HomeCI/CD
CI/CD

The Memory Chip That Thinks: How Processing-in-Memory Is Attacking the Bottleneck Slowing Down AI

S
Staff Writer | Contributing Writer | Jun 28, 2026 | 7 min read ✓ Reviewed

Imagine a library where every time you want to do math, you have to carry the books out of the building, do your calculations in a separate room, and then carry everything back. Now imagine if the library itself could do the math — right there on the shelves, without all that carrying. That, in essence, is what Processing-in-Memory (PIM) is trying to accomplish inside your computer's hardware.

It sounds like a small technical detail, but it sits at the heart of one of the biggest challenges facing artificial intelligence today: the hardware can barely keep up with the data it needs to feed itself.

What Is the Memory Wall — and Why Should You Care?

Modern computers have two very different kinds of components: processors (CPUs and GPUs), which perform calculations at extraordinary speed, and memory (primarily DRAM — Dynamic Random-Access Memory), which stores the data those processors need. In principle, faster processors should mean faster computers. In practice, there's a catch.

Processors have been getting faster far more quickly than the connections between processors and memory. This means that even the most powerful chip can end up sitting idle, waiting for data to arrive. The 'memory wall' refers to the growing performance gap between CPU/GPU processing speed and the rate at which data can be transferred from DRAM, a phenomenon first formally described by Wulf and McKee in a 1995 ACM SIGARCH paper.

For most of computing history, this was a manageable annoyance. Software engineers used tricks — caches, prefetching, data layout optimizations — to hide the delay.
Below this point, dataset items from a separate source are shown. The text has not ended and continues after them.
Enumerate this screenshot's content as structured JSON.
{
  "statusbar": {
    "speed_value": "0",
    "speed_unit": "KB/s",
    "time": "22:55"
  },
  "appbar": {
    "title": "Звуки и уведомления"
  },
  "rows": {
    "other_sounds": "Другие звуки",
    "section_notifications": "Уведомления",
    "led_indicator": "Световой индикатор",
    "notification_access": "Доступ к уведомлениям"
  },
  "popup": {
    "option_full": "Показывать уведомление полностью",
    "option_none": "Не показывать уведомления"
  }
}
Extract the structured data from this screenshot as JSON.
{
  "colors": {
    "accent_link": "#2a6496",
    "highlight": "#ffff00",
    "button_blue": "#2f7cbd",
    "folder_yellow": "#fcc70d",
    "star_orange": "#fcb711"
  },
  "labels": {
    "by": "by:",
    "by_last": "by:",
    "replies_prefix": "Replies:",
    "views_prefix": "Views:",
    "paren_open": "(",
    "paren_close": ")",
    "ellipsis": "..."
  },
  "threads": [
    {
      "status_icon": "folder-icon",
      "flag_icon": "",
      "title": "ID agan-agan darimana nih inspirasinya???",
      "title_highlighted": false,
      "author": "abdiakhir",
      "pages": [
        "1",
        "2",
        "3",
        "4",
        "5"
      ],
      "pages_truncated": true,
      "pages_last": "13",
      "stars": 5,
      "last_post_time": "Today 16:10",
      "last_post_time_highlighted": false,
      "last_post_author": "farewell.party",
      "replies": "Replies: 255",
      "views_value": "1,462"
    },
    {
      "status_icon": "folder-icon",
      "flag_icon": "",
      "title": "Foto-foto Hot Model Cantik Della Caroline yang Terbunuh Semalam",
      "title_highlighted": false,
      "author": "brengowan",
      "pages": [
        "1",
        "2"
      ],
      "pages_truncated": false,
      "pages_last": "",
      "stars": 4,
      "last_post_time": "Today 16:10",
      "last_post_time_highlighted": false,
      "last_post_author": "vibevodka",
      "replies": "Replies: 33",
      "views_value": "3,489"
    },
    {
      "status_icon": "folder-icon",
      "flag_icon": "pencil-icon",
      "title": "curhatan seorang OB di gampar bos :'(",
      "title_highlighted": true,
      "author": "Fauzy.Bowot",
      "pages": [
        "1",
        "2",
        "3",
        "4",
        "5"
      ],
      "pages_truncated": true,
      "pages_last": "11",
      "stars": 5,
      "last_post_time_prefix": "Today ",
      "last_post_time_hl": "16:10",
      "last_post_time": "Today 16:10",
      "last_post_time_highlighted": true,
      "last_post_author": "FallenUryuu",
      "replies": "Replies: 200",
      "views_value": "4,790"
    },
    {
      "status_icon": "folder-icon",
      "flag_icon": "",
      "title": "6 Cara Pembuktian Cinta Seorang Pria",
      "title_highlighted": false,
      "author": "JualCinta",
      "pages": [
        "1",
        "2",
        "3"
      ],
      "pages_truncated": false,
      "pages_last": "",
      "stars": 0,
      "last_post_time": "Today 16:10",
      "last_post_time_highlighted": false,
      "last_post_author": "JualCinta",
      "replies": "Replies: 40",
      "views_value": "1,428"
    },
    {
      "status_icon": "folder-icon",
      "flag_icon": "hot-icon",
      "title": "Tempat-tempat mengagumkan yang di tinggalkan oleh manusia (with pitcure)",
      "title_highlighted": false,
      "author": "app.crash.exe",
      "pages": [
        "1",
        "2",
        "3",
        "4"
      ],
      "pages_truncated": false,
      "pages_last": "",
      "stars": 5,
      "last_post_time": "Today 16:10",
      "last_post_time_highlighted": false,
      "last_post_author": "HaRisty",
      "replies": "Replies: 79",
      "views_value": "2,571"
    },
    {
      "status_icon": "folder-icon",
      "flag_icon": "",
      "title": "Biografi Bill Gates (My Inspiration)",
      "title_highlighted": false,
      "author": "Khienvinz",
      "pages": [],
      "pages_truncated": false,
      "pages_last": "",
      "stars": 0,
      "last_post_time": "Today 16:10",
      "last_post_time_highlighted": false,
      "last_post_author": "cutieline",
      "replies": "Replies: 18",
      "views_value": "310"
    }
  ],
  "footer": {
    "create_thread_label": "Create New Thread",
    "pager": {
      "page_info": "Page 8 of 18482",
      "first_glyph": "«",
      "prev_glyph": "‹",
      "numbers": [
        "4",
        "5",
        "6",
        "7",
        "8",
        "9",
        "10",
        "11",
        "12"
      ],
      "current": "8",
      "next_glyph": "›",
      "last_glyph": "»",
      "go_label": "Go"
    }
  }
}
But AI changed the equation dramatically.

Why AI Makes the Memory Wall So Much Worse

Training or running a large AI model — say, a language model or an image recognition system — involves doing the same basic mathematical operation (multiply a number, add it to another number) billions or trillions of times. These operations aren't particularly hard for a modern chip. What's hard is the data.

AI models contain millions or billions of numerical parameters (called weights) that must be read from memory, used in a calculation, and often written back. The processor is fast. The memory bus — the highway connecting memory to the processor — is the traffic jam. No matter how many lanes you add to the highway, when you're moving that much data that often, you hit a fundamental physical limit on bandwidth (how much data can flow per second) and energy (moving data across that highway costs power, often more than the calculation itself).

This is not a software problem you can optimize away. It's a physics problem baked into the architecture of how computers are built. PIM is an attempt to redesign that architecture at its roots.

How Processing-in-Memory Actually Works

The core idea of PIM is disarmingly simple: instead of sending data to the processor, bring some of the processor to the data. You add small compute units — simple arithmetic circuits, logic gates, or more sophisticated processors — directly onto the memory chip itself, or as close to it as physically possible.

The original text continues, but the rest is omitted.